From what I have heard they are now expecting their employees to still move fast, break stuff, but be ready to be penalized for it if you do. So, really, they are encouraging their employees to move at a steady pace with occasional hack nights when there is an upcoming release in the near-term. Facebook is growing old.


Trying to correct all the misunderstandings in this discussion would be a little soul crushing; but just picking this one comment as it seems well-intentioned and doesn't go anywhere near anything NDA-covered ;)

> break stuff, but be ready to be penalized

I've seen things break a few times, and the attitude is always "how do we fix this" and then "how do we fix the system to prevent this type of error in the future", never "whose fault is this"

> occasional hack

They seem to happen fairly often

> nights

They're mostly days, since a large number of people have families to go back to; some people stay late with beer and pizza and friends, because that's the kind of thing they enjoy doing, but it's an optional extra. (Technically the hack day is optional too -- if you're not interested, you can carry on as normal)

> when there is an upcoming release

Hacks aren't about video-game-industry style deadline crunches - quite the opposite; a hack day is when you pause your regular work (barring emergencies, ofc) in order to explore and experiment with things you're interested in but wouldn't normally work on.

> in the near-term

Releases are always near (like, multiple times per day).


Does Facebook pay overtime for "hack nights"?


No, but they make up for it by consistently throwing piles of money at peoples' feet which dwarf the compensation of all but a handful of other jobs.


High profile companies seem to have a privilege complex I.e. you're lucky to be working for them.


It seems like with such a strong engineering team, Facebook should have really built their own phone. It's impressive that they re-wrote a lot of the major components the iOS development process and optimized them for their scale. I think a Facebook style development platform on it's own hardware would be an interesting contrast to Google's and Apple's solutions.
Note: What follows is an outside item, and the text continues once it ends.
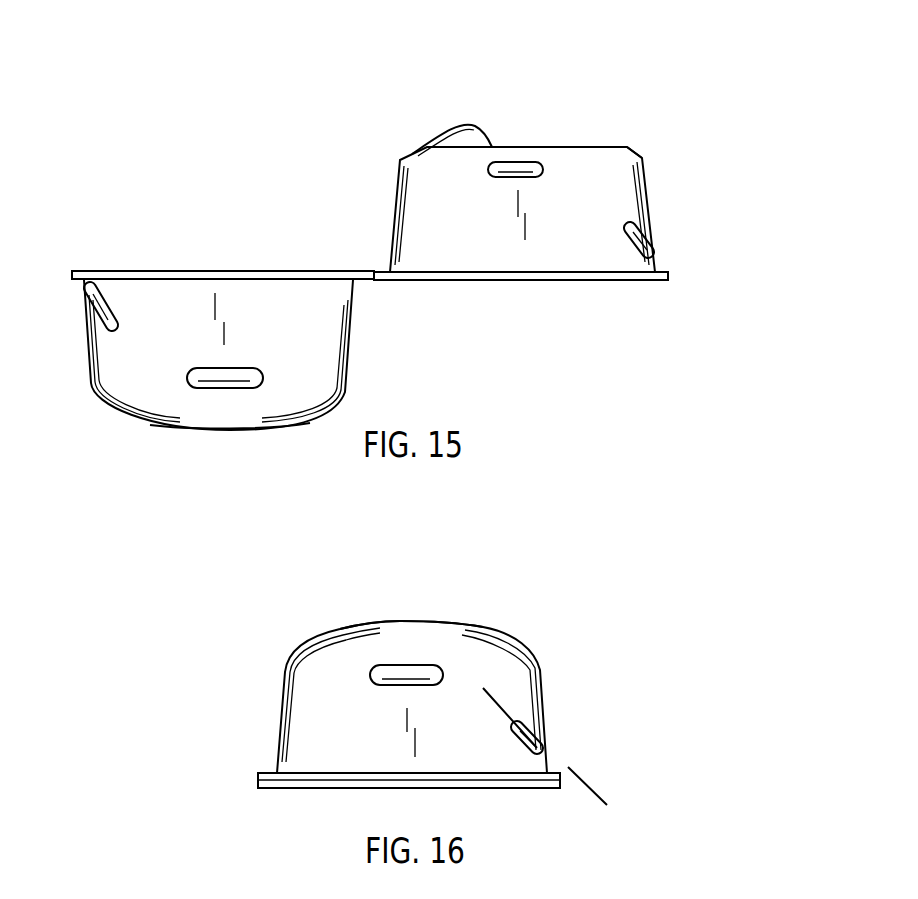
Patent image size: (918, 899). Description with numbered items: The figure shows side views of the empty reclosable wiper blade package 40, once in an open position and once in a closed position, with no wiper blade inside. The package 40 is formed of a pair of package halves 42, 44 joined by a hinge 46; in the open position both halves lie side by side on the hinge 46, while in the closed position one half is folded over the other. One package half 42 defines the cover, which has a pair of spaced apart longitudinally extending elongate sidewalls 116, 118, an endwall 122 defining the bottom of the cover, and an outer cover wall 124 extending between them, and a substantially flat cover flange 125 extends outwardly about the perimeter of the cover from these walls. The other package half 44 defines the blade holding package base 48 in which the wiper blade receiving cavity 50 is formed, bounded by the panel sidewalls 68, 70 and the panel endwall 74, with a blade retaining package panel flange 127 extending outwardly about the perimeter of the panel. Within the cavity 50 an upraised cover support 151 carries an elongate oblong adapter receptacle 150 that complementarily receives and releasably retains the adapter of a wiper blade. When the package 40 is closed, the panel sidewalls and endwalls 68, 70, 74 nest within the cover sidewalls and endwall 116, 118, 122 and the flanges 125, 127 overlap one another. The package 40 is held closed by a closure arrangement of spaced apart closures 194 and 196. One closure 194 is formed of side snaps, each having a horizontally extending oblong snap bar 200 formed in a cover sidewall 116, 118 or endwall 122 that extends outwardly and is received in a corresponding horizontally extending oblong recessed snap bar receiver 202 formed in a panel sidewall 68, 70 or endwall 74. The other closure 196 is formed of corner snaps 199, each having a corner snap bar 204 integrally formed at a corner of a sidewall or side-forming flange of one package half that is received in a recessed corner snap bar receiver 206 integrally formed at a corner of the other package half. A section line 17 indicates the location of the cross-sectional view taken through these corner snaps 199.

One challenge with learning this type of development stack is that you're almost not even learning traditional iOS development so your skills aren't truly transferrable.


> It seems like with such a strong engineering team, Facebook should have really built their own phone.

They actually tried not too long ago... [0]

[0] http://www.cnet.com/news/heres-why-the-facebook-phone-floppe...


I'd say Facebook's emphasis on developer tools shows they'd be more committed to go down the route of building custom hardware for their devs like mouses, keyboards, laptops, workstations, etc. As opposed to building hardware for end-users.